Obtaining the low-energy physics of frustrated magnets is a challenging task for all computational methods. Quantum Monte Carlo, in particular, suffers from the Monte Carlo sign problem: Roughly speaking, the signs (or complex phases) that capture interference effects in quantum wave functions cannot be captured as a probability distribution, so one cannot efficiently sample from them. A priori, neural quantum states do not have this issue; however, many NQS ansätze split the wav function into its phase and magnitude, which makes it difficult to learn the former in a training procedure with destructive interference.

Together with Chris Roth of UT Austin, I have solved this problem for the $ J_1 - J_2 $ Heisenberg model on the square lattice. We used the group-convolutional neural network (GCNN) ansatz first proposed by Chris: in these, the wave function is written as the sum of a number of terms, which makes tracking destructive interferences much easier.

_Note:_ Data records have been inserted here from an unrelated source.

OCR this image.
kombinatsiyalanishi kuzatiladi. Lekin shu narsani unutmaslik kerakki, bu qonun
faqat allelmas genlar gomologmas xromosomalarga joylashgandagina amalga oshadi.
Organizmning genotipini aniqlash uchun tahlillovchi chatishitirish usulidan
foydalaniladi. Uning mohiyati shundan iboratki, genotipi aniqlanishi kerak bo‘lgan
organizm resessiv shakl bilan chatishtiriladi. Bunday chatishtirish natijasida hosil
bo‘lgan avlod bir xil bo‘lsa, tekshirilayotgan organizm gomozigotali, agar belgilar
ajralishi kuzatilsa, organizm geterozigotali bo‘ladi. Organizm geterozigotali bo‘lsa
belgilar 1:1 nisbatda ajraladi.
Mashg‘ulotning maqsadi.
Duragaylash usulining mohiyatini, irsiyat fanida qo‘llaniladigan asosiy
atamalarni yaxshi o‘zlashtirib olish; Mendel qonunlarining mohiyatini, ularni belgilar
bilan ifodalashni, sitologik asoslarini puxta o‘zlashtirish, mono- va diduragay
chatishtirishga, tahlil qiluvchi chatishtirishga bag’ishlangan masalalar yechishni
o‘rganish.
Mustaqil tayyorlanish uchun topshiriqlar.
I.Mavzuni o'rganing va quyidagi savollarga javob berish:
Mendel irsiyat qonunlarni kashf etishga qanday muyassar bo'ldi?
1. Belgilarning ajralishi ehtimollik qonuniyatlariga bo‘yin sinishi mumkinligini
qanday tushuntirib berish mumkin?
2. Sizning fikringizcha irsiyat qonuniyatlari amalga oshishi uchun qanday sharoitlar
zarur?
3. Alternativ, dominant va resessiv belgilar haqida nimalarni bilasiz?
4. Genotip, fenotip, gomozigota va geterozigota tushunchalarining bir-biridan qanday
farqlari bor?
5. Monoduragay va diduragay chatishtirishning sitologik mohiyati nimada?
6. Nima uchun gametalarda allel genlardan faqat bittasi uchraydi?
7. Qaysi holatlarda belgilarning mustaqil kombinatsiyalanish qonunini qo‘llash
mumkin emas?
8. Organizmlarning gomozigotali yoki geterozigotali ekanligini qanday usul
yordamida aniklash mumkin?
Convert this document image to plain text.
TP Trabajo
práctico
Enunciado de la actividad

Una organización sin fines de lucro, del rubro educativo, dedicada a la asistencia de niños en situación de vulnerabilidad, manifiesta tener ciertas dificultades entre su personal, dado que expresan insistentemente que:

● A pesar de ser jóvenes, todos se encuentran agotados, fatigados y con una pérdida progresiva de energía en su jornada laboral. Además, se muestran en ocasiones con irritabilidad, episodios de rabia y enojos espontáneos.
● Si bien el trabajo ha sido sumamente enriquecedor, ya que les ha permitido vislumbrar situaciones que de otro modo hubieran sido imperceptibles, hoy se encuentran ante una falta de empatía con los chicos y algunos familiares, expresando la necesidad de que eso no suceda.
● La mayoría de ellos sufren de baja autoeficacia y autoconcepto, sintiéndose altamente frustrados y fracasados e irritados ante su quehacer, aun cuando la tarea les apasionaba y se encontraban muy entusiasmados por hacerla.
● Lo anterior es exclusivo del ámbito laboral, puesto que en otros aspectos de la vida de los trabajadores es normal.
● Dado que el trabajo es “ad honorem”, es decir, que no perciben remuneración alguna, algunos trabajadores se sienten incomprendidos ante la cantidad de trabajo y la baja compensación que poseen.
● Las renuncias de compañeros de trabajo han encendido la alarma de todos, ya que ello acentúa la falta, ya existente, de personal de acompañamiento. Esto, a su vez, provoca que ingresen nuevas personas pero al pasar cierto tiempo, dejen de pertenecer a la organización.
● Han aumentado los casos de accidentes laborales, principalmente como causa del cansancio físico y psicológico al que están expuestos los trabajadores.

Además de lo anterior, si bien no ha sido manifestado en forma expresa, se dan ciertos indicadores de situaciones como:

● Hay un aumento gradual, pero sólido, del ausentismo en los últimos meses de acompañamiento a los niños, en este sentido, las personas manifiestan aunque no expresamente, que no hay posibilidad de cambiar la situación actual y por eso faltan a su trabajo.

Ansätze with separate wave function amplitudes and phases (left) cannot track destructive interferences. Writing the wave function as a sum of terms (right) improves the issue.

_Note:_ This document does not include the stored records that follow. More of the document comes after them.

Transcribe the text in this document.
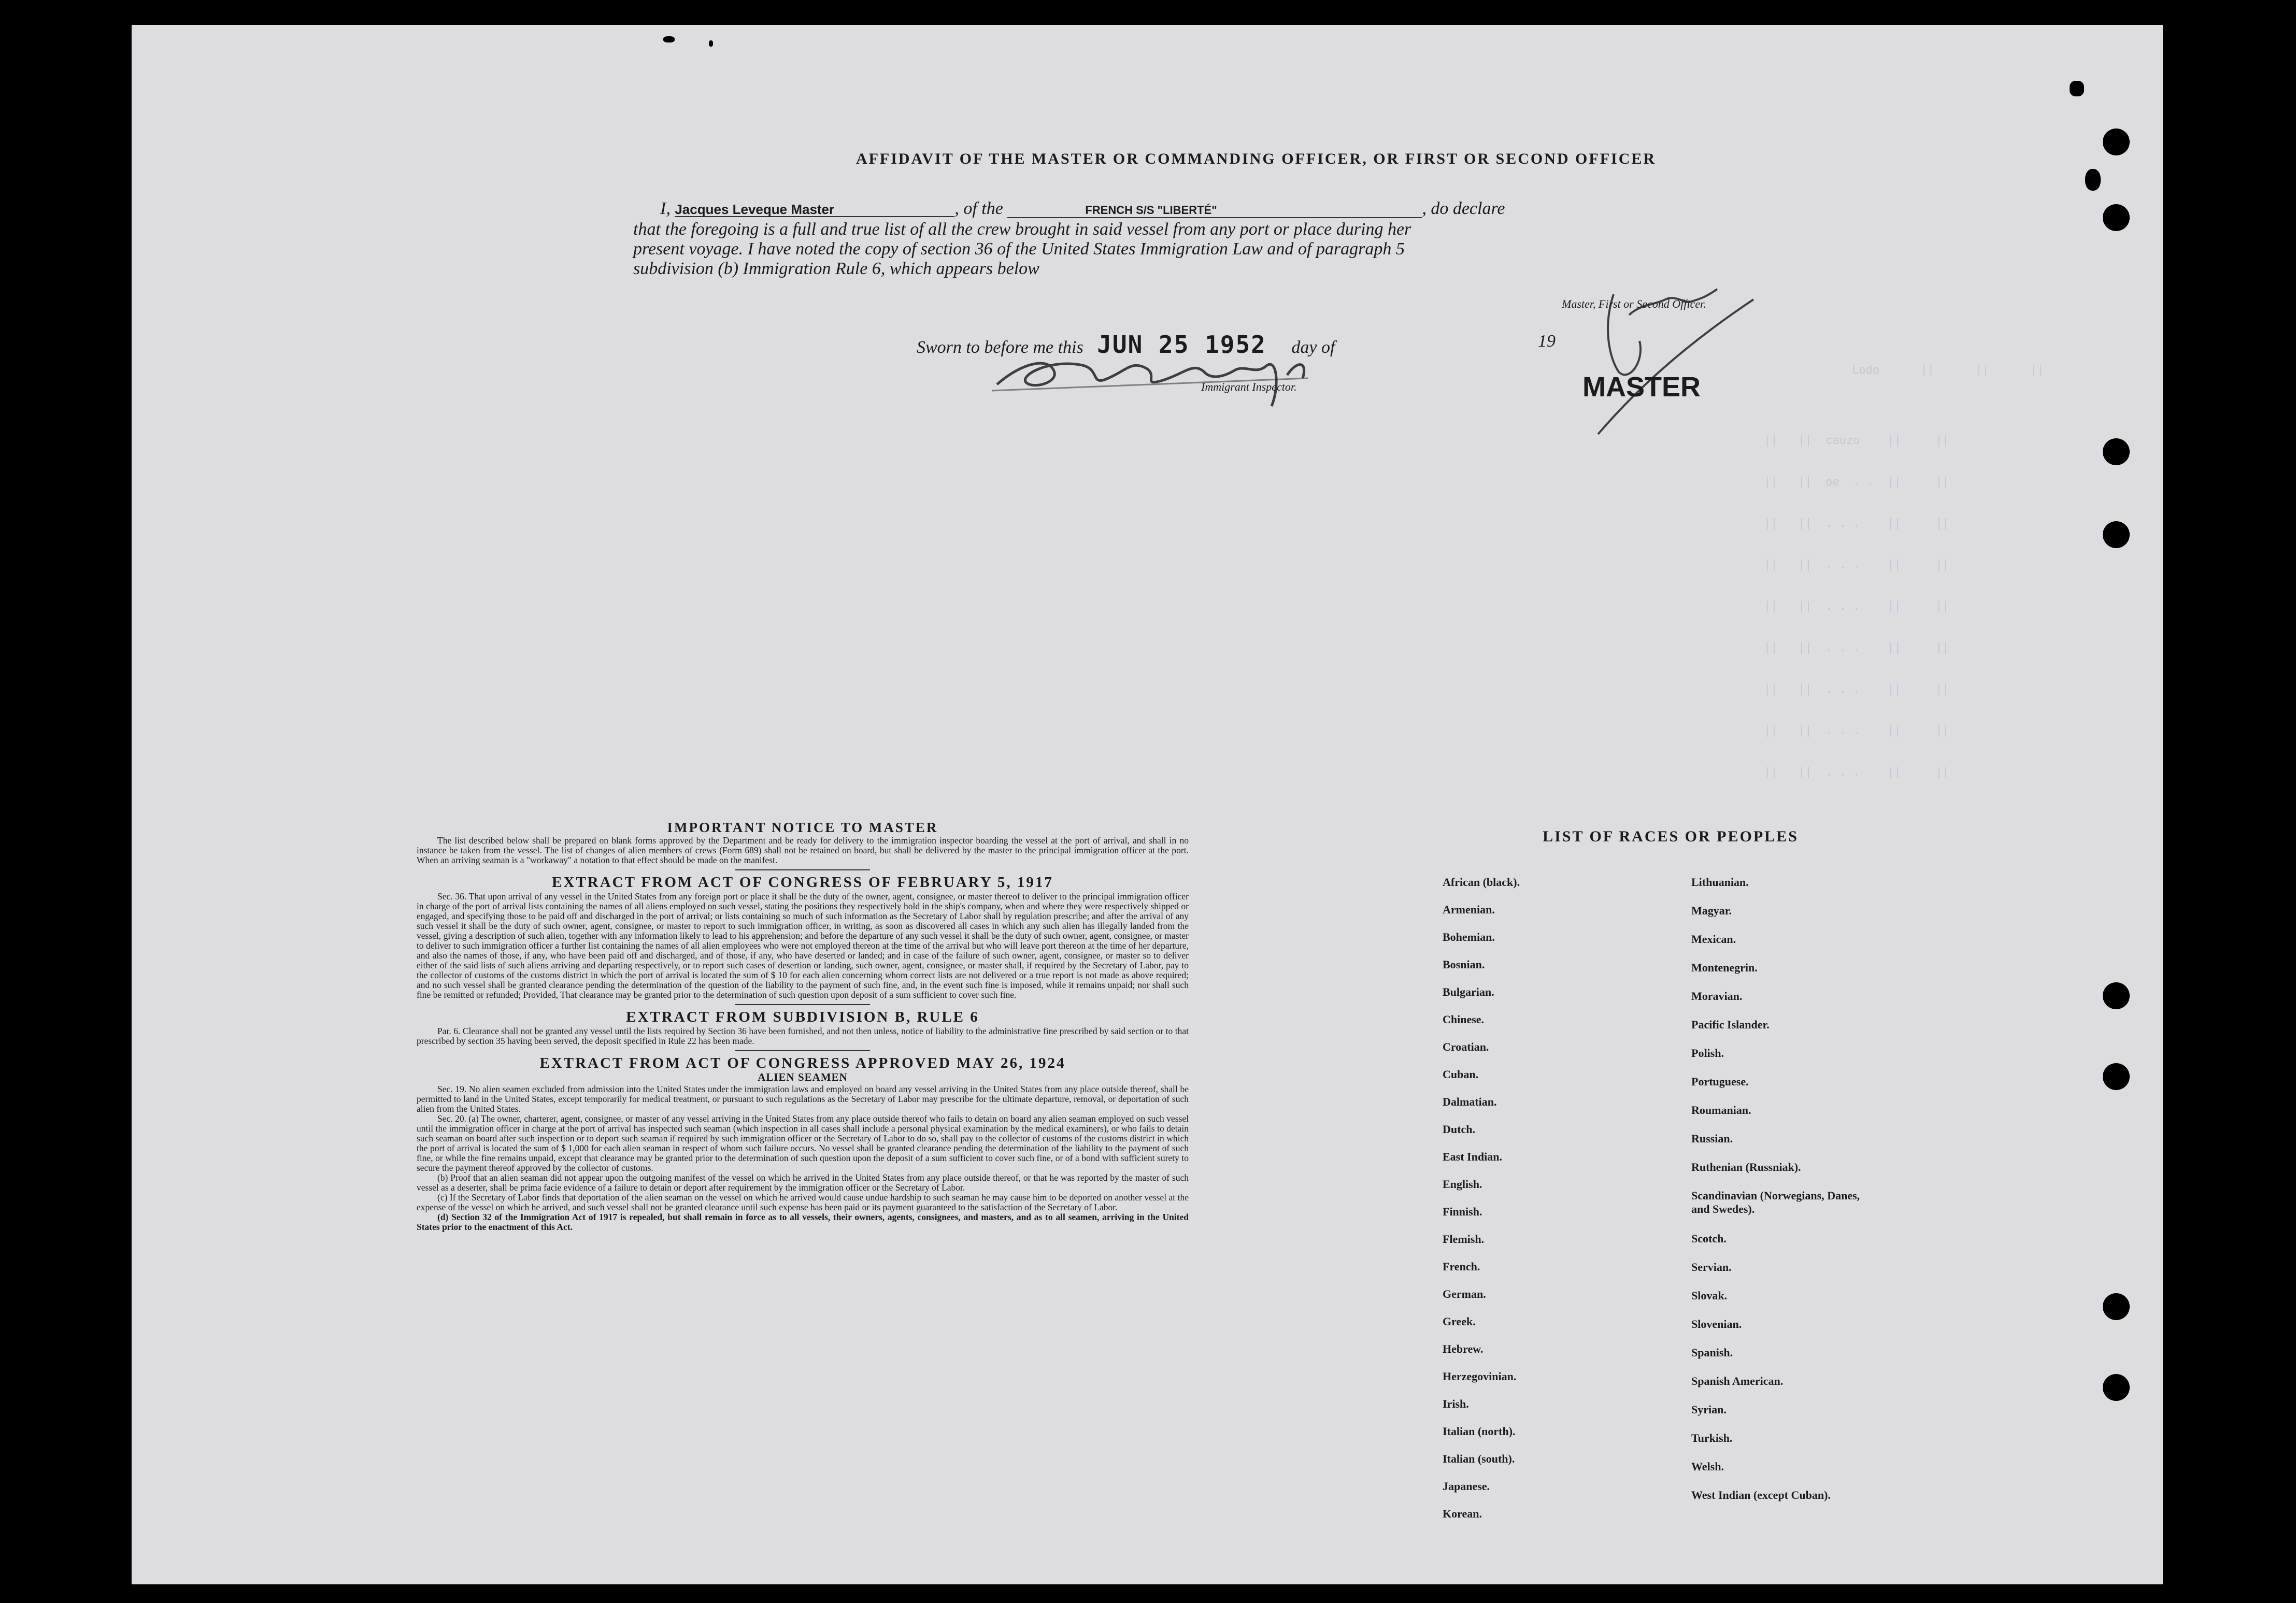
Lodo      ||      ||      ||
||   ||  cauzo    ||     ||
||   ||  oe  . .  ||     ||
||   ||  . . .    ||     ||
||   ||  . . .    ||     ||
||   ||  . . .    ||     ||
||   ||  . . .    ||     ||
||   ||  . . .    ||     ||
||   ||  . . .    ||     ||
||   ||  . . .    ||     ||
AFFIDAVIT OF THE MASTER OR COMMANDING OFFICER, OR FIRST OR SECOND OFFICER
I, Jacques Leveque Master	, of the	FRENCH S/S "LIBERTÉ"	, do declare
that the foregoing is a full and true list of all the crew brought in said vessel from any port or place during her
present voyage. I have noted the copy of section 36 of the United States Immigration Law and of paragraph 5
subdivision (b) Immigration Rule 6, which appears below
Master, First or Second Officer.
Sworn to before me this JUN 25 1952 day of	19
Immigrant Inspector.	MASTER
IMPORTANT NOTICE TO MASTER

The list described below shall be prepared on blank forms approved by the Department and be ready for delivery to the immigration inspector boarding the vessel at the port of arrival, and shall in no instance be taken from the vessel. The list of changes of alien members of crews (Form 689) shall not be retained on board, but shall be delivered by the master to the principal immigration officer at the port. When an arriving seaman is a "workaway" a notation to that effect should be made on the manifest.

EXTRACT FROM ACT OF CONGRESS OF FEBRUARY 5, 1917

Sec. 36. That upon arrival of any vessel in the United States from any foreign port or place it shall be the duty of the owner, agent, consignee, or master thereof to deliver to the principal immigration officer in charge of the port of arrival lists containing the names of all aliens employed on such vessel, stating the positions they respectively hold in the ship's company, when and where they were respectively shipped or engaged, and specifying those to be paid off and discharged in the port of arrival; or lists containing so much of such information as the Secretary of Labor shall by regulation prescribe; and after the arrival of any such vessel it shall be the duty of such owner, agent, consignee, or master to report to such immigration officer, in writing, as soon as discovered all cases in which any such alien has illegally landed from the vessel, giving a description of such alien, together with any information likely to lead to his apprehension; and before the departure of any such vessel it shall be the duty of such owner, agent, consignee, or master to deliver to such immigration officer a further list containing the names of all alien employees who were not employed thereon at the time of the arrival but who will leave port thereon at the time of her departure, and also the names of those, if any, who have been paid off and discharged, and of those, if any, who have deserted or landed; and in case of the failure of such owner, agent, consignee, or master so to deliver either of the said lists of such aliens arriving and departing respectively, or to report such cases of desertion or landing, such owner, agent, consignee, or master shall, if required by the Secretary of Labor, pay to the collector of customs of the customs district in which the port of arrival is located the sum of $ 10 for each alien concerning whom correct lists are not delivered or a true report is not made as above required; and no such vessel shall be granted clearance pending the determination of the question of the liability to the payment of such fine, and, in the event such fine is imposed, while it remains unpaid; nor shall such fine be remitted or refunded; Provided, That clearance may be granted prior to the determination of such question upon deposit of a sum sufficient to cover such fine.

EXTRACT FROM SUBDIVISION B, RULE 6

Par. 6. Clearance shall not be granted any vessel until the lists required by Section 36 have been furnished, and not then unless, notice of liability to the administrative fine prescribed by said section or to that prescribed by section 35 having been served, the deposit specified in Rule 22 has been made.

EXTRACT FROM ACT OF CONGRESS APPROVED MAY 26, 1924
ALIEN SEAMEN

Sec. 19. No alien seamen excluded from admission into the United States under the immigration laws and employed on board any vessel arriving in the United States from any place outside thereof, shall be permitted to land in the United States, except temporarily for medical treatment, or pursuant to such regulations as the Secretary of Labor may prescribe for the ultimate departure, removal, or deportation of such alien from the United States.

Sec. 20. (a) The owner, charterer, agent, consignee, or master of any vessel arriving in the United States from any place outside thereof who fails to detain on board any alien seaman employed on such vessel until the immigration officer in charge at the port of arrival has inspected such seaman (which inspection in all cases shall include a personal physical examination by the medical examiners), or who fails to detain such seaman on board after such inspection or to deport such seaman if required by such immigration officer or the Secretary of Labor to do so, shall pay to the collector of customs of the customs district in which the port of arrival is located the sum of $ 1,000 for each alien seaman in respect of whom such failure occurs. No vessel shall be granted clearance pending the determination of the liability to the payment of such fine, or while the fine remains unpaid, except that clearance may be granted prior to the determination of such question upon the deposit of a sum sufficient to cover such fine, or of a bond with sufficient surety to secure the payment thereof approved by the collector of customs.

(b) Proof that an alien seaman did not appear upon the outgoing manifest of the vessel on which he arrived in the United States from any place outside thereof, or that he was reported by the master of such vessel as a deserter, shall be prima facie evidence of a failure to detain or deport after requirement by the immigration officer or the Secretary of Labor.

(c) If the Secretary of Labor finds that deportation of the alien seaman on the vessel on which he arrived would cause undue hardship to such seaman he may cause him to be deported on another vessel at the expense of the vessel on which he arrived, and such vessel shall not be granted clearance until such expense has been paid or its payment guaranteed to the satisfaction of the Secretary of Labor.

(d) Section 32 of the Immigration Act of 1917 is repealed, but shall remain in force as to all vessels, their owners, agents, consignees, and masters, and as to all seamen, arriving in the United States prior to the enactment of this Act.

LIST OF RACES OR PEOPLES
African (black).
Armenian.
Bohemian.
Bosnian.
Bulgarian.
Chinese.
Croatian.
Cuban.
Dalmatian.
Dutch.
East Indian.
English.
Finnish.
Flemish.
French.
German.
Greek.
Hebrew.
Herzegovinian.
Irish.
Italian (north).
Italian (south).
Japanese.
Korean.
Lithuanian.
Magyar.
Mexican.
Montenegrin.
Moravian.
Pacific Islander.
Polish.
Portuguese.
Roumanian.
Russian.
Ruthenian (Russniak).
Scandinavian (Norwegians, Danes, and Swedes).
Scotch.
Servian.
Slovak.
Slovenian.
Spanish.
Spanish American.
Syrian.
Turkish.
Welsh.
West Indian (except Cuban).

In addition, GCNNs are designed to impose the spatial symmetries of the problem on the wave function, similar to how convolutional neural networks impose translation symmetry. In these, translating entries of the input causes the entries of all subsequent layers to be translated the same way (i.e., the mapping between layers is translation equivariant). In the final layer, summing over all entries then yields an invariant wave function, which does not change upon translating the input. Furthermore, by applying the phase factors $ e^{ik \cdot r}$, we can construct ansätze with any given wave vector $\vec k$: by training the neural network in each of these wave vector sectors, we can access several low-energy states in addition to the ground state.